The media world may be buzzing about a potential CBS-Viacom merger, but Wall Street isn’t sold on the idea.
Despite CBS’s relatively upbeat fourth-quarter results last week, the broadcaster’s stock slipped 2.4 percent on Friday, to $55.39.
In fact, shares are down 5.8 percent since they initially popped on Jan. 12 on the first reports that it and Viacom were again talking merger.
Viacom shares are down less than 1 percent over that period, slightly better than the S&P 500 index, which is off 2 percent.
“The Viacom deal is leaning on [CBS],” said Needham & Co. media analyst Laura Martin. “I think people who own CBS stock, who really bought into the unique assets … don’t like the idea that CBS is going to buy a dozen cable networks.”

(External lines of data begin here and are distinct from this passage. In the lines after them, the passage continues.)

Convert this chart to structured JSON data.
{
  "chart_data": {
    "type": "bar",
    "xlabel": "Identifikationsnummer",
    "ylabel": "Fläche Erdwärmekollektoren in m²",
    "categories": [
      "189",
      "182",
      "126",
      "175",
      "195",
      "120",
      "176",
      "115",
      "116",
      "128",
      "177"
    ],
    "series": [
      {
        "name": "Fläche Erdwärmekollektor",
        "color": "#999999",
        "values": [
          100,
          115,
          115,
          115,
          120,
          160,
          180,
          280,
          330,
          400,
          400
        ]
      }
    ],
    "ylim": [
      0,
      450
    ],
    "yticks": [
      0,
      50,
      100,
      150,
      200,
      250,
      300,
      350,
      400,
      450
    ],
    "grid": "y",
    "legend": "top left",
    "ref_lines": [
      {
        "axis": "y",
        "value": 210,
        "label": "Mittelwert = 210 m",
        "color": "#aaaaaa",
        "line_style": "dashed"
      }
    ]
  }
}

The Tiffany Network’s current strategy of focusing on growing direct-to-consumer services is gaining traction.
During the conference call after the bell on Thursday, Chief Executive Les Moonves pointed to the success of CBSN, its news streaming product, as a model for its upcoming CBS Sports and “Entertainment Tonight” streaming services.
“We believe we can build a significant audience by launching an ad-supported free service with full mobile and on-demand capabilities,” Moonves said.
“More importantly, we’re setting ourselves up for the direct-to-consumer future with another vertical that is right in our wheelhouse,” he added.
CBS recently inked deals with Hulu, DirecTV Now, Sony PlayStation Vue and YouTubeTV and has reached about 5 million subscribers for CBS All Access and Showtime combined — and predicted it would hit the 8 million mark by 2020.
“Les is clearly responding to the changing ecosystem by spending where he’ll get the biggest bang for his buck,” said Wells Fargo Securities senior analyst Marci Ryvicker. “The Street continues to overestimate the potential synergies.”
While the Viacom deal would give CBS much more scale, it would force the company to change strategies and, by inheriting the Paramount Pictures studio, navigate a completely different course.